On the 28th of November Mother noted that her sickness was almost over. The following day, she writes: We have taken a truck north-west through flat farmland dotted with baobab trees. Villages frequent. After the first twenty miles the green country changes into arid scrub. In several places, bush fires rage close to the road. Rex restless after the long stay in Zaria. All are happy to be on our way again. The sun is large and orange and is very different to the sun in England. Dawn and dusk are the pleasantest hours. The sun peeps out over the horizon and then it seems to rise all at once. At dusk there is supposed to be a blue flash, which you can just see as the sun disappears and then it gets dark very quickly. Always we have a campfire. Then the mosquitoes arrive. You must have had your bath by then, or you’ll be bitten. Next you get into your trousers and mosquito boots and a long-sleeved shirt and you sit by the campfire and have your drink of gin and bitter. The night closes around you and you are very aware of the stars.

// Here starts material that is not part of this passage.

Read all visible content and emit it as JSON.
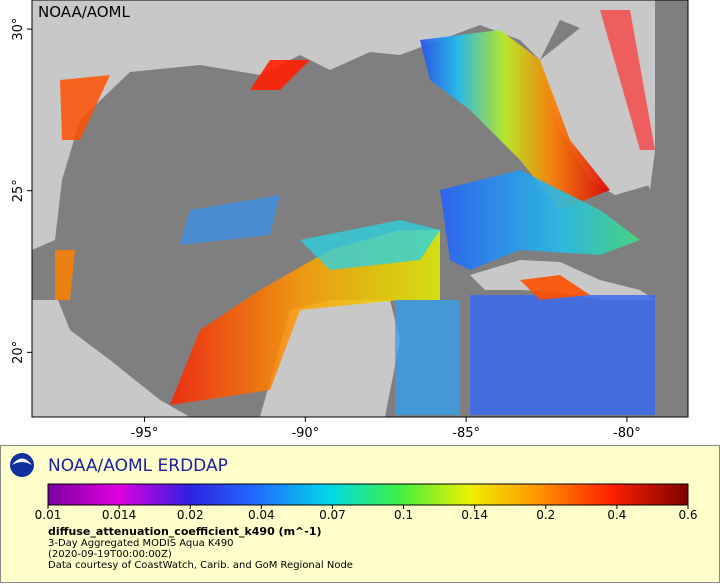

The following day they reached Gusau. From here — writes Mother — we go by horseback. Rex excitable as he is keen to see the bush. Spends the whole day gathering porters. I wander through the town with the Resident, a General. Children follow us everywhere. At the market the noise is terrific. The General persuades a merchant to wave a spear in the air and, unbeknownst to him, takes his photograph. Decorated calabashes and spoons made from gourds. Food sellers. English cotton. We’re followed everywhere by the rabble of inquisitive children and also disappointed traders. The General seemed very set on buying me some antimony. That evening at the club, without anyone asking, Rex said that the most remarkable thing he’d ever seen was a drawing of a pelican. She had a gash in her side, and her young fed boisterously from the wound.
— 3rd December. I knew that it was true because again this month it hasn’t come. I feel neither gladness nor pain, only dazed.
— 4th December. At every village we approach now the district head arrives with a company of horsemen. He goes with us to our rest hut and exchanges greetings in Hausa. Sannu da ruwa, he says, which means, Welcome with the rain. And, Ranka ya dade, which means, May your life be long. One of the chief pleasures of touring is going for a walk between five and sunset. You stop and talk to people. Then someone might want to show you something. A bush with fragrant leaves, or a black and turquoise centipede, or their new baby. At night we hear voices calling and chatting and there is drumming. And wherever we go there is a dance laid on. The dancers wear magnificent head-dresses of sisal. Rex sits on his camp chair like a village Chief. Declares his approval, calling, Yâuwaa. And, Bàllee bàllee. At Maradun, a tiny outpost, with a police sergeant and no other Europeans, they were going to do us a dance called the Bòorii but they got so frightfully drunk they couldn’t perform it. The sergeant left and came back with his men from the jail and all these jailbirds solemnly stripped in the moonlight and started to dance. The sergeant danced in the middle. I could see his bald head bobbing up and down. It reminded me of England. But that is another life. I can scarcely believe I am the same person, and in Africa.